How much should a 140 pound woman eat to lose weight?

How much should a 140 pound woman eat to lose weight?

If you’re moderately active, it takes about 2,150 calories a day to maintain 140 pounds and 1,150 calories a day to lose 2 pounds a week.

How many calories should a 150 pound woman eat to maintain her weight?

Here’s the formula. Assuming it takes 10 calories per pound to maintain your weight, take your weight and multiply it by 10. For example, if you weigh 150 pounds, then your caloric allowance is 1,500 calories (150 x 10 = 1,500).

How many calories does a 135 pound woman burn in a day?

A 50-year-old woman who’s 5′ 6″ and 135 pounds may burn about 1,400 calories per day.

How many calories is maintenance for a woman?

Most women between the ages of 19–30 require 2,000–2,400 calories per day to maintain their weight. Women between the ages of 31–59 have slightly lower energy needs. Generally, women in this age group should consume 1,800–2,200 calories per day to maintain their body weight.

How many calories should I eat at 140 lbs?

Plugging your numbers into the equation—assuming you are moderately active—shows that to maintain a weight of 140 pounds, you should get 2,180 calories per day.

How many calories should I eat to maintain 165 lbs?

For example, if you weigh 165 pounds and exercise three days a week, then you would multiply 165 by 15 for a total of 2,475. That means your daily calorie intake—and how you will stay stuck at your current weight—is about 2,475 calories.

How many calories does it take to maintain 135 pounds?

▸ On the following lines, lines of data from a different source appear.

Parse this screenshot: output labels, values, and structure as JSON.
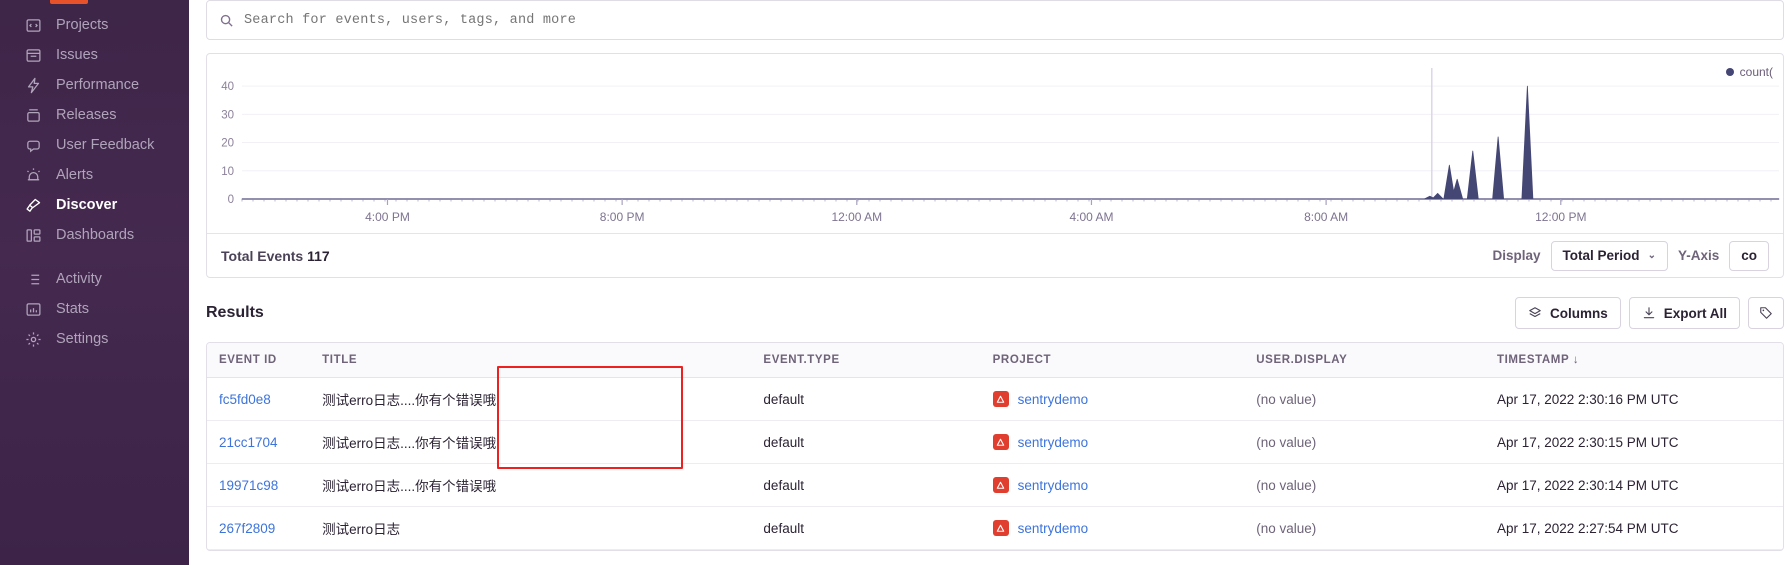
{
  "sidebar": {
    "items": [
      {
        "label": "Projects",
        "icon": "projects-icon",
        "active": false
      },
      {
        "label": "Issues",
        "icon": "issues-icon",
        "active": false
      },
      {
        "label": "Performance",
        "icon": "performance-icon",
        "active": false
      },
      {
        "label": "Releases",
        "icon": "releases-icon",
        "active": false
      },
      {
        "label": "User Feedback",
        "icon": "user-feedback-icon",
        "active": false
      },
      {
        "label": "Alerts",
        "icon": "alerts-icon",
        "active": false
      },
      {
        "label": "Discover",
        "icon": "discover-icon",
        "active": true
      },
      {
        "label": "Dashboards",
        "icon": "dashboards-icon",
        "active": false
      },
      {
        "label": "Activity",
        "icon": "activity-icon",
        "active": false
      },
      {
        "label": "Stats",
        "icon": "stats-icon",
        "active": false
      },
      {
        "label": "Settings",
        "icon": "settings-icon",
        "active": false
      }
    ]
  },
  "search": {
    "placeholder": "Search for events, users, tags, and more",
    "value": "",
    "icon": "search-icon"
  },
  "chart_data": {
    "type": "area",
    "title": "",
    "xlabel": "",
    "ylabel": "",
    "ylim": [
      0,
      45
    ],
    "yticks": [
      0,
      10,
      20,
      30,
      40
    ],
    "xticks": [
      "4:00 PM",
      "8:00 PM",
      "12:00 AM",
      "4:00 AM",
      "8:00 AM",
      "12:00 PM"
    ],
    "grid": true,
    "legend": [
      "count("
    ],
    "legend_position": "top-right",
    "series_color": "#444674",
    "series": [
      {
        "name": "count(",
        "x": [
          "4:00 PM",
          "8:00 PM",
          "12:00 AM",
          "4:00 AM",
          "8:00 AM",
          "12:00 PM"
        ],
        "points": [
          {
            "t": 1218,
            "v": 1
          },
          {
            "t": 1226,
            "v": 2
          },
          {
            "t": 1238,
            "v": 12
          },
          {
            "t": 1246,
            "v": 7
          },
          {
            "t": 1262,
            "v": 17
          },
          {
            "t": 1288,
            "v": 22
          },
          {
            "t": 1318,
            "v": 40
          }
        ]
      }
    ],
    "marker_line_x": 1220
  },
  "panel_footer": {
    "total_events_label": "Total Events",
    "total_events_value": "117",
    "display_label": "Display",
    "display_value": "Total Period",
    "yaxis_label": "Y-Axis",
    "yaxis_value": "co"
  },
  "results": {
    "title": "Results",
    "actions": [
      {
        "label": "Columns",
        "icon": "stack-icon"
      },
      {
        "label": "Export All",
        "icon": "download-icon"
      },
      {
        "label": "",
        "icon": "tag-icon"
      }
    ],
    "columns": [
      "EVENT ID",
      "TITLE",
      "EVENT.TYPE",
      "PROJECT",
      "USER.DISPLAY",
      "TIMESTAMP"
    ],
    "sorted_column": "TIMESTAMP",
    "sort_indicator": "↓",
    "rows": [
      {
        "event_id": "fc5fd0e8",
        "title": "测试erro日志....你有个错误哦",
        "event_type": "default",
        "project": "sentrydemo",
        "user_display": "(no value)",
        "timestamp": "Apr 17, 2022 2:30:16 PM UTC"
      },
      {
        "event_id": "21cc1704",
        "title": "测试erro日志....你有个错误哦",
        "event_type": "default",
        "project": "sentrydemo",
        "user_display": "(no value)",
        "timestamp": "Apr 17, 2022 2:30:15 PM UTC"
      },
      {
        "event_id": "19971c98",
        "title": "测试erro日志....你有个错误哦",
        "event_type": "default",
        "project": "sentrydemo",
        "user_display": "(no value)",
        "timestamp": "Apr 17, 2022 2:30:14 PM UTC"
      },
      {
        "event_id": "267f2809",
        "title": "测试erro日志",
        "event_type": "default",
        "project": "sentrydemo",
        "user_display": "(no value)",
        "timestamp": "Apr 17, 2022 2:27:54 PM UTC"
      }
    ]
  },
  "annotation": {
    "type": "rectangle-highlight",
    "color": "#ee2020"
  },
  "colors": {
    "sidebar_bg": "#452a4f",
    "accent_link": "#3d74db",
    "chart_series": "#444674",
    "project_badge": "#e03e2f",
    "annotation": "#ee2020"
  }
}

According to Harvard Medical School, sedentary men and women need about 13 calories per pound of body weight each day, which is equivalent to 1,755 calories for a 135-pound woman and 2,275 calories per day for a 175-pound man.

How many calories to I need to maintain my weight?

Find out how many calories your body needs each day to maintain your current weight. Just take your current weight and multiply it by 13 (if you don’t exercise at all), 15 (if you exercise a few times weekly) or 18 (if you exercise five days or more a week).

How do you calculate maintenance calories?

1. Calculate your daily maintenance calorie intake

  1. Men: BMR = 10 x weight (kg) + 6.25 x height (cm) – 5 x age (years) + 5.
  2. Women: BMR = 10 x weight (kg) + 6.25 x height (cm) – 5 x age (years) – 161.
  3. 500 calorie deficit per day = 3,500 calorie deficit per week.
  4. 700 calorie deficit per day = 4,900 calorie deficit per week.